Local woman attends a United Nations session in Geneva

American Age Official

Dec. 27—BLUEFIELD — She jokingly told her professor that he should take her along when he visited a United Nations session in Switzerland, but that suggestion ended up taking both her and her classmates to Geneva and sharing information with the UN.

Charkera Ervin, a 2004 graduate of Bluefield High School, is currently attending the Howard University School of Law in Washington, DC.

In early December, Ervin and her classmates traveled to the Permanent Forum on People of African Descent in Geneva, Switzerland. The forum was created on Aug. 2, 2021 when the UN General Assembly adopted a resolution to organize it. Ervin’s studies led her to attending this year’s session of the forum.

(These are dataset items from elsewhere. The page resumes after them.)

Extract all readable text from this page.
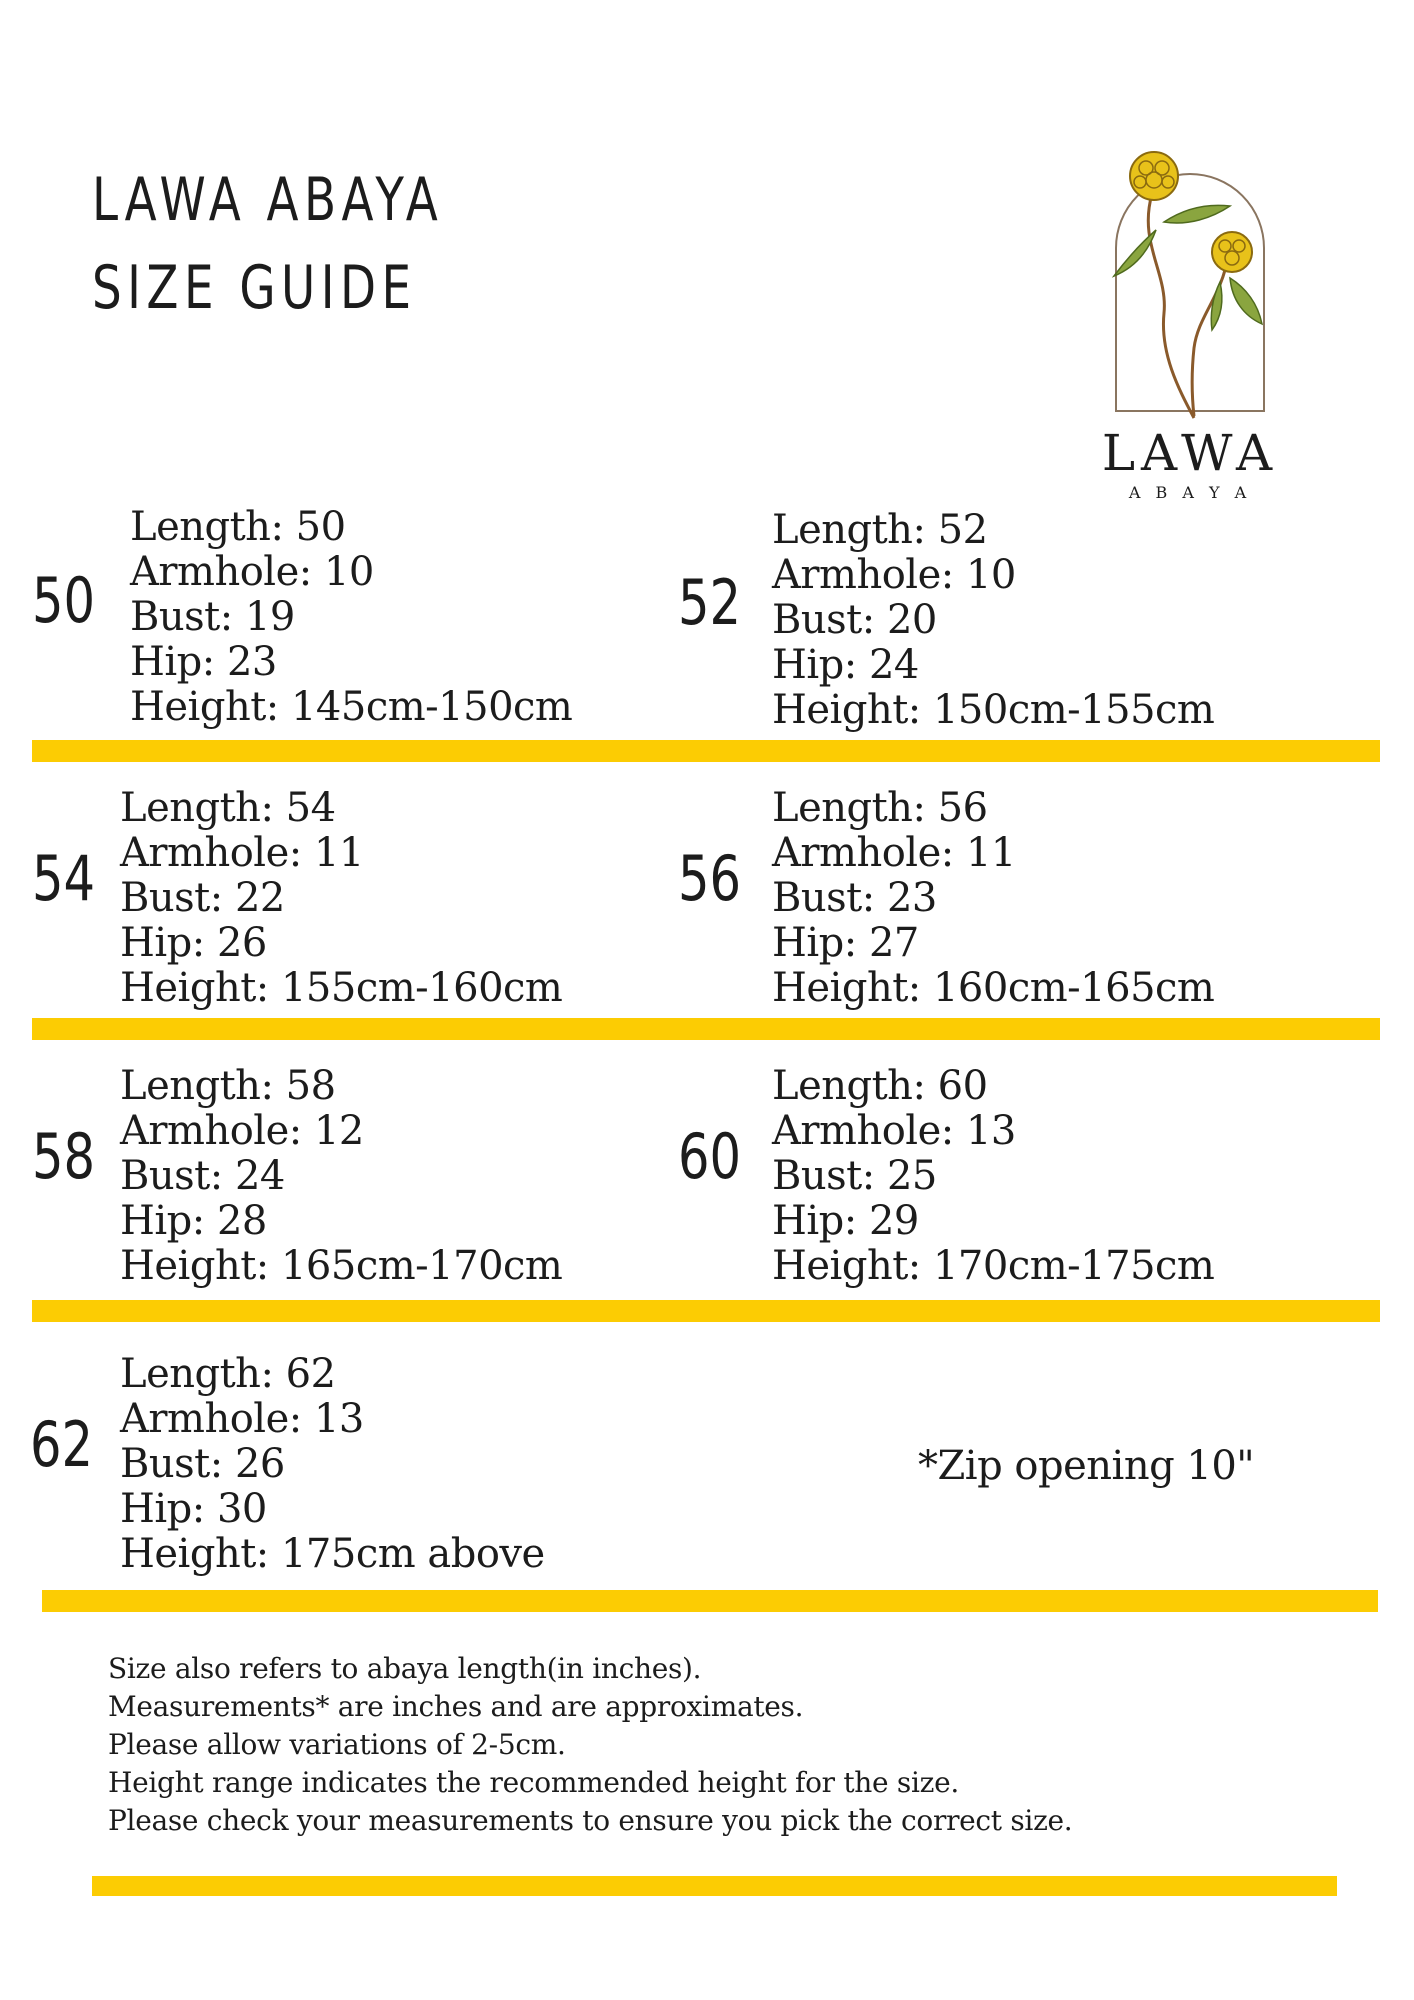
LAWA ABAYA
SIZE GUIDE
LAWA
A B A Y A
50
Length: 50
Armhole: 10
Bust: 19
Hip: 23
Height: 145cm-150cm
52
Length: 52
Armhole: 10
Bust: 20
Hip: 24
Height: 150cm-155cm
54
Length: 54
Armhole: 11
Bust: 22
Hip: 26
Height: 155cm-160cm
56
Length: 56
Armhole: 11
Bust: 23
Hip: 27
Height: 160cm-165cm
58
Length: 58
Armhole: 12
Bust: 24
Hip: 28
Height: 165cm-170cm
60
Length: 60
Armhole: 13
Bust: 25
Hip: 29
Height: 170cm-175cm
62
Length: 62
Armhole: 13
Bust: 26
Hip: 30
Height: 175cm above
*Zip opening 10"
Size also refers to abaya length(in inches).
Measurements* are inches and are approximates.
Please allow variations of 2-5cm.
Height range indicates the recommended height for the size.
Please check your measurements to ensure you pick the correct size.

“Well, it first came about because my professor is an elected member of that forum,” Ervin said. “Ten people are elected to that forum, and he’s one of the members. He basically represents most of the Western countries: the US, Canada, the UK (United Kingdom) and a couple of European nations that will be represented at that forum.”

Ervin had suggested earlier that she might want to attend the UN forum. She had interned with her professor during the summer.

“He kind of asked,” Ervin recalled. “I had jokingly said this summer that he should take us to Geneva when he goes, and I guess that kind of got through and he figured out a way not to just take me. He got a donation from a firm to take not just me but his entire class.”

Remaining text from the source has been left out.